Some argue that orphans are better off in orphanages, where they receive food, shelter and an education. In society, these basic necessities aren’t guaranteed.

Shamima Tancha, 19, lives in the hills of Srinagar. She has two sisters and two brothers. Aside from the youngest, they all had to drop out of school after their father disappeared.

Her mother, Begum Jan Tancha, says that the army took her husband away in 2005, and he never returned.

“That day, the army said he will come back home tomorrow,” she says with tearful eyes. “That tomorrow never came.”

She struggles to care for her children on her own.

“We have no source of shelter,” she says. “I have to beg sometimes to feed them.”

She says that various orphanages have offered to take the children in, but the family refuses to separate.

“I can’t keep them away, as they are my only hope now,” the grief-stricken mother says.
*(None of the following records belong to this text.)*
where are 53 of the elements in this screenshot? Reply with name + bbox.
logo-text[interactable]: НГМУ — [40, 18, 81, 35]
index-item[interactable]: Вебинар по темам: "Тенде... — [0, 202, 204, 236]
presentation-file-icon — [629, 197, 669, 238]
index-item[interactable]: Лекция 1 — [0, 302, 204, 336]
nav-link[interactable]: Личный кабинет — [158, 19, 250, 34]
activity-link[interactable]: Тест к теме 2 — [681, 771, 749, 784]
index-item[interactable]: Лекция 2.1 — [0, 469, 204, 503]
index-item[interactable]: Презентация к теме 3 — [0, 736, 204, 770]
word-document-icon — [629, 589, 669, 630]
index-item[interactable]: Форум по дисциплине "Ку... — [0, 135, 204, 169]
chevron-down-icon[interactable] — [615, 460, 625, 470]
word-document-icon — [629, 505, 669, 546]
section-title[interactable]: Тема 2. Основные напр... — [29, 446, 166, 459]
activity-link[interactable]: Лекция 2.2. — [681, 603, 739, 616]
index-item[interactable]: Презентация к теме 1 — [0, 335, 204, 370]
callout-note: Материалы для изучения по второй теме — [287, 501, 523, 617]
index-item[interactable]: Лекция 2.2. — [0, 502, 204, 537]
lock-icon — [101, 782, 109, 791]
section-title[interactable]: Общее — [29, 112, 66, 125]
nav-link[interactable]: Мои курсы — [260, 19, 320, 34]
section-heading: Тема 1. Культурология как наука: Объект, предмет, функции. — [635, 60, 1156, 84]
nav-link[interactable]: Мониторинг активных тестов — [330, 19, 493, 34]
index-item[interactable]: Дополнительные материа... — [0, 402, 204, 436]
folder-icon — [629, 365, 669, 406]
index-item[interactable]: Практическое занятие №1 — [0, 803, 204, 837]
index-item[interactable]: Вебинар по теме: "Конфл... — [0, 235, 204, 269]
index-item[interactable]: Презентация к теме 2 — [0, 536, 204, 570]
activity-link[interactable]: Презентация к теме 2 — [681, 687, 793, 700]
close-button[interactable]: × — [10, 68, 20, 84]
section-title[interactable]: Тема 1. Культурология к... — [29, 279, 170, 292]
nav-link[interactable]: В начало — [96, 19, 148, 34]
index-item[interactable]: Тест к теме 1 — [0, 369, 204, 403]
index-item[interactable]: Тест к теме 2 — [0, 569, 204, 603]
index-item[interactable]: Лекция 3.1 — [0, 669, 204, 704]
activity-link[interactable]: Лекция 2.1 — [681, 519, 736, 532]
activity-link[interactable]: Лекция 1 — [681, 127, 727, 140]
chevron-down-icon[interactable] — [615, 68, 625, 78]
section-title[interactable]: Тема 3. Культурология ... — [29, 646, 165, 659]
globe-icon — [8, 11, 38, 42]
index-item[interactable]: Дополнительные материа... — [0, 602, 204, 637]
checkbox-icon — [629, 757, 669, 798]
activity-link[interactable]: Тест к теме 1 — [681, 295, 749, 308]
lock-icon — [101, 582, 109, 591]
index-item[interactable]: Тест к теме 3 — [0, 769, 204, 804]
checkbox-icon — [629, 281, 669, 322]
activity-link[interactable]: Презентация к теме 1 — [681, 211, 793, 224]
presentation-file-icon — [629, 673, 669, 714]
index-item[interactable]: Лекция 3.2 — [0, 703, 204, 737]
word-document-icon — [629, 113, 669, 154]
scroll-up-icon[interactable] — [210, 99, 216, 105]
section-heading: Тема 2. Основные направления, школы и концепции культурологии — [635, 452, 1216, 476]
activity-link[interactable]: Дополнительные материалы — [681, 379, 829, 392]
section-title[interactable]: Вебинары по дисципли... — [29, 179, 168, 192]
Aisha Tancha, the youngest child, goes to a nearby school. Her older siblings support their mother by collecting firewood in the forests and doing the household chores.

“We want to live and die together,” Aisha says.

Her siblings agree that they’d rather help support their mother than receive an education at an orphanage.

“There is no regret that I couldn’t continue my studies,” Shamima Tancha says. “All I regret is that we are still not sure whether our father is alive or dead. We are surviving to live, as we even don’t get charity, let alone other facilities.”

Education aside, experts in the field say that society must pay more attention to the psychological needs of these orphans. The trauma they have witnessed causes physical stress, which could manifest itself in various ways, including depression, anger, anxiety and nightmares. 

“These children feel worthless to the world,” says Masrat Allaqband, a clinical psychologist. “They feel hurt. We always make them feel they are orphans. They always have a sense of feeling that when their own people shy away and didn’t became responsible, why should strangers?”

Insha Jan, a staff member at Gulshan-e-Banat Orphanage, acknowledges the psychological detriment of lifetime labels such as “orphan” and “destitute.”

“The children who grow up in orphanages to carry labels imply that they are different from those who have parents,” Jan says.

Bashir Ahmed Wani, executive director of the Jammu and Kashmir State Rehabilitation Council, says that measures to support orphanages are lacking.

“There are 20,707 orphans of civilians killed and 5,389 orphans of fighters since 1990,” he says. “The State Rehabilitation Council gives no aid.”

But the council does pay tuition and hostel fees for orphans of fighters outside of orphanages.

The state government has endorsed Save the Children’s guidelines on care for orphans. This policy change will help 100,000 children, according to the organization.